# The Norm Chronicles

Michale Blastland & David Spiegelhalter The Norm Chronicles Profile Books 2013.

Blastland is the journalist who devised Radio 4’s numerate More or less.

Spiegelhalter is the televisual Winton Professor for the Public Understanding of Risk, at Cambridge UK.

## 1. Introduction

… Can risk claim to be true to numbers and to you at the same time? We will present both sides as we try to find out, but we will tell you our conclusion  now.
It can’t. For people, probability does not exist.
That’s an extraordinary claim … [so read the book!].

Probability … yokes together … the orderly view of whole populations seen in numbers from above and the sometimes lonely view in the maze of stories below. … The news is full of it, and no wonder – it seems to offer a hold on the future. Which is why it is a little bit inconvenient that it doesn’t exist.

## 17. Judgment Day

We think that there’s more uncertainty than you would think from the way that people throw numbers around.
We think this especially because when you try to grab hold of probability it somehow slips through your fingers. It’s hard to say what it really is for an individual. It’s hard, too, to say how the average affects an individual.

We reject all these explanations [of frequency, propensity and ‘non-informative priors’] and take a very pragmatic stance – that [a quoted] ‘chance of a heart attack’ is not really [your] risk, and not even an estimate of some propensity of it. It is based on a few items of limited information, and should be treated like the ‘probability’ of [a horse] winning – reasonable betting odds given current information [as taken account of by the doctor]. No more an no less.

[Probability] is necessarily a judgment and does not exist as a property of the outside world.
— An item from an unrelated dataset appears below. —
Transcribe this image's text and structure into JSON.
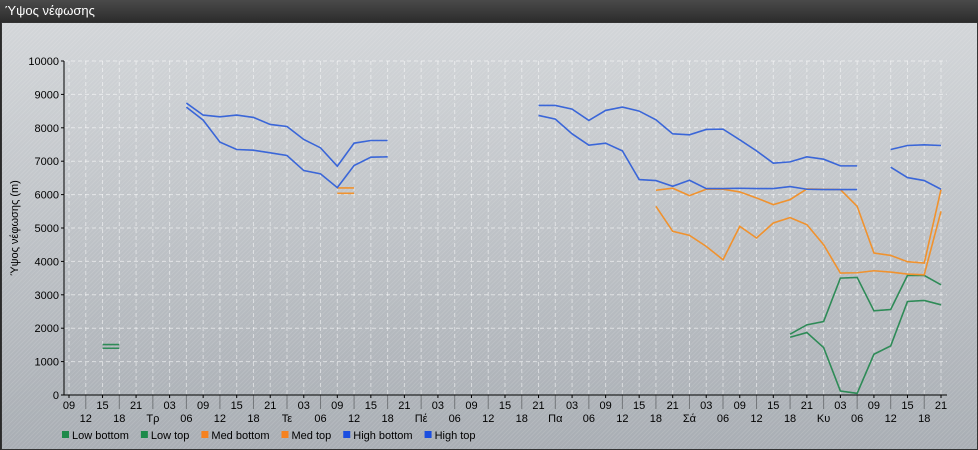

Risk, in this sense, is a measure of what we don’t and can’t know as much as a measure of what we can.
All of which forms part of a rather startling conclusion: that independent, objective probability, as Norm says at the last, doesn’t exist.
Nor, as we say, does the average person exist to whom the average risk is supposed to apply.

So in practical terms, for the events of life in general, when we say a certain activity is dangerous and quote its risk as so many MicroMorts, these numbers should be considered only as reasonable betting odds given what we know. As soon as we know more … the risk changes … .

Probability sounds sensible enough, but whenever you reach for a firm and meaningful definition the concept loses shape – although it is a number, show us the scales or stick that you can measure it with. … DS says he has spent many years trying to work out why people find probability intuitively difficult and confusing. MB adds that he has often reported people’s communication of risk and found the communicators don’t really know what they are communicating. Just when anxious people want most clarity, they find muddle. There is a reason for that. It is a muddle.

[One might] say ‘of 100 ways that things might turn out for you over the next 10 years, in 12 of them you will have a heart attack or stroke.’
So, which of the 100 are you this time?

This is a very authorative view, that probabilities are not really ‘objective’ in the way that many suppose. They may sometimes be ‘the best basis there is for decision-making’, but there are always caveats, which sometimes bite.

But how do we know when we should particularly be concerned?

My suggestion is that we take probability as ‘reasonable betting odds given current information’, but note that information is often incomplete. In particular estimates of probability inevitably rely on a type of induction from some ‘evidence base’. So perhaps we should think in terms of probabilities based on different evidence bases. For example, a doctor may cite a study and say something like ‘based on figures for typical English men, your probability of … is …’, wheras you may be thinking in terms of your own family history. Neither is ‘the objective probability’, and the best figure to use might be a subject for debate. (I would suggest thinking in terms of a range, not a precise value.)

More generally we may identify different evidence bases, precedents and assumptions from which we may make different (relatively ‘objective’) estimates. When these estimates differ significantly (in terms of the actions to be taken), this can be taken as an indication that more than usual attention should be paid to this uncertainty, and – ideally – attempts made to reduce it or at least hedge against it.